Hundreds of children, families and educators expanded their home and school libraries thanks to the more than 11,000 free books given away by the American Federation of Teachers and the UFT on March 19 at PS 1 in Manhattan.
The “Reading Opens the World” Family Literacy and Book Fair was part of the AFT’s Reading Opens the World campaign, which has a goal of distributing one million books nationwide and supporting local educator-parent projects. Since the AFT kicked off the initiative in December 2021, it has given away more than 120,000 books.
“That’s what a teachers union does on the local and national level: provide books to kids, parents and communities,” said AFT President Randi Weingarten, who attended the book fair with UFT President Michael Mulgrew and local elected officials.
The event at the Chinatown school was also open to staff, students and parents at nine neighboring schools.
PS 1 paraprofessional Selenia Reynoso volunteered at the book fair, helping children select books and interpreting some of the day’s speeches into Spanish.

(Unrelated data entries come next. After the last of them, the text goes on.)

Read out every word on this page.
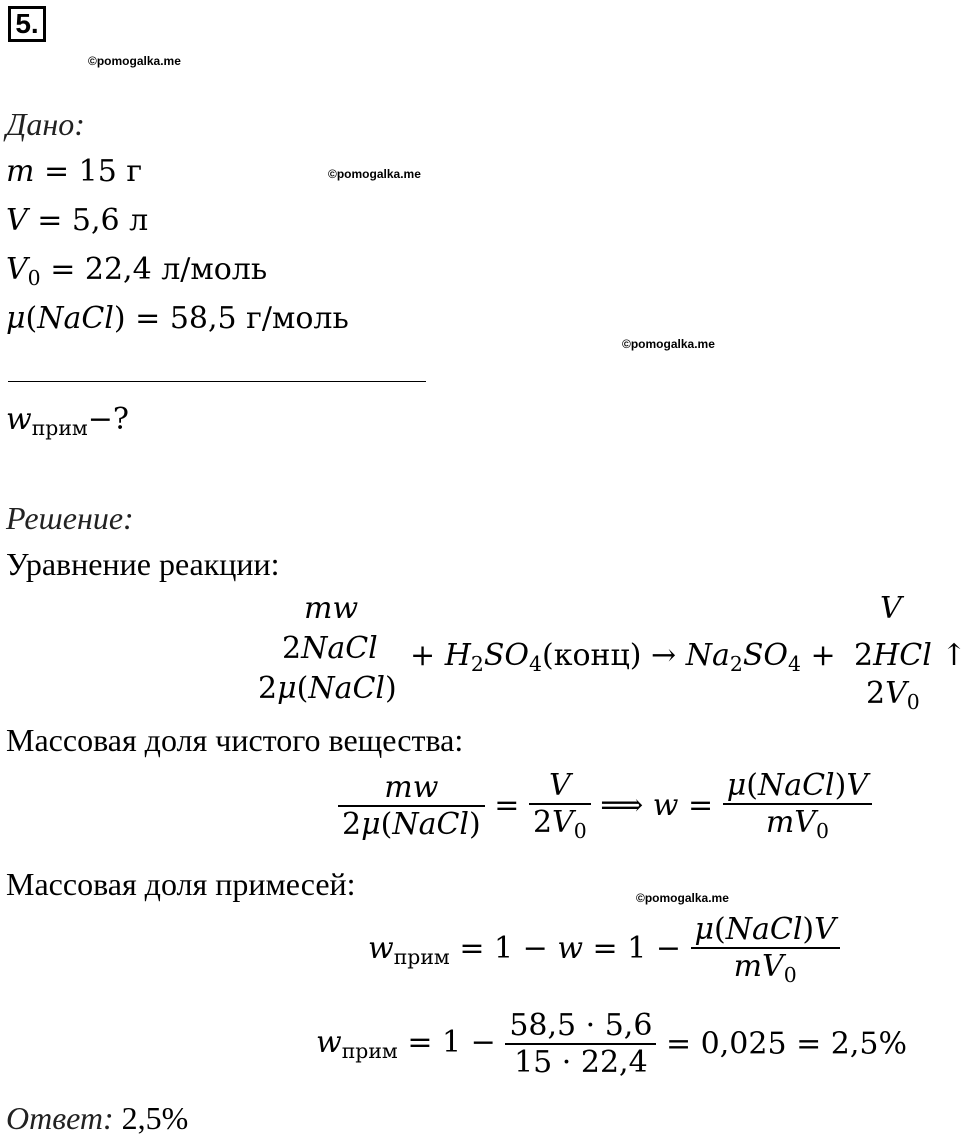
5.
©pomogalka.me
©pomogalka.me
©pomogalka.me
©pomogalka.me
Дано:
m = 15 г
V = 5,6 л
$V_0 = 22,4$ л/моль
μ(NaCl) = 58,5 г/моль
$w_{прим}-$?
Решение:
Уравнение реакции:
mw
2NaCl
2μ(NaCl)
+ $H_2SO_4(конц) \to Na_2SO_4$ +
V
2HCl ↑
$2V_0$
Массовая доля чистого вещества:
$\frac{mw}{\text{2μ(NaCl)}} = \frac{V}{2V_0}$ ⟹ $w = \frac{\text{μ(NaCl)V}}{mV_0}$
Массовая доля примесей:
$w_{прим} = 1 - w = 1 - \frac{\text{μ(NaCl)V}}{mV_0}$
$w_{прим} = 1 - \frac{58,5 \cdot 5,6}{15 \cdot 22,4} = 0,025 = 2,5\%$
Ответ: 2,5%
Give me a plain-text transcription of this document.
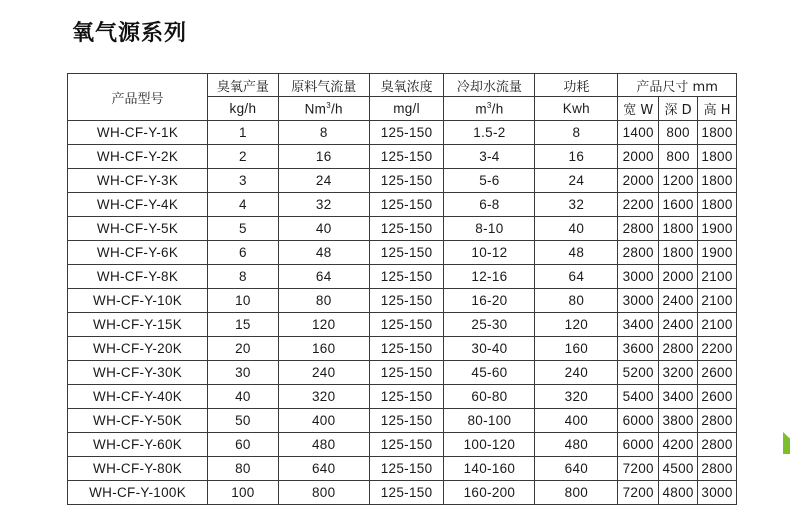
氧气源系列
产品型号	臭氧产量	原料气流量	臭氧浓度	冷却水流量	功耗	产品尺寸 mm		
	kg/h	Nm$^3$/h	mg/l	$m^3/h$	Kwh	宽 W	深 D	高 H
WH-CF-Y-1K	1	8	125-150	1.5-2	8	1400	800	1800
WH-CF-Y-2K	2	16	125-150	3-4	16	2000	800	1800
WH-CF-Y-3K	3	24	125-150	5-6	24	2000	1200	1800
WH-CF-Y-4K	4	32	125-150	6-8	32	2200	1600	1800
WH-CF-Y-5K	5	40	125-150	8-10	40	2800	1800	1900
WH-CF-Y-6K	6	48	125-150	10-12	48	2800	1800	1900
WH-CF-Y-8K	8	64	125-150	12-16	64	3000	2000	2100
WH-CF-Y-10K	10	80	125-150	16-20	80	3000	2400	2100
WH-CF-Y-15K	15	120	125-150	25-30	120	3400	2400	2100
WH-CF-Y-20K	20	160	125-150	30-40	160	3600	2800	2200
WH-CF-Y-30K	30	240	125-150	45-60	240	5200	3200	2600
WH-CF-Y-40K	40	320	125-150	60-80	320	5400	3400	2600
WH-CF-Y-50K	50	400	125-150	80-100	400	6000	3800	2800
WH-CF-Y-60K	60	480	125-150	100-120	480	6000	4200	2800
WH-CF-Y-80K	80	640	125-150	140-160	640	7200	4500	2800
WH-CF-Y-100K	100	800	125-150	160-200	800	7200	4800	3000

“It is wonderful that we’re doing this in school because a lot of children and families don’t have the money for books,” said Reynoso, a para who works with 5th-graders. “This is a great opportunity.”
She brought her own children — Noah, 4, and Zoe, 7 — who love books. Noah reached for “The Mighty Maui Makes a Friend,” part of the Disney Moana series, while Zoe selected “Frozen II.”
Disney Publishing, through its “Magic of Storytelling” campaign, and First Book, a nonprofit reading initiative, were partners in the book fair. Among the offerings were many Disney Publishing titles as well as titles with Asian-Pacific characters and themes, bilingual Spanish-English books and books by African-American authors.
Carmen Romero, a 5th-grade teacher from nearby PS/IS 89 in Battery Park City, said the books at the fair are relevant because they offer a range of real-life stories and experiences.
“It is so important for children to see themselves represented in the books they read and have in their classroom. I can remember as a child that the only ‘Carmens’ in any stories were always destitute,” Romero said.
Mulgrew watched students select from among the stacks of books. “You can see the joy in children’s faces,” he said. “That’s what we are here for — to make sure, after everything our students and families have gone through, that they get to experience joy and laughter and a love of reading.”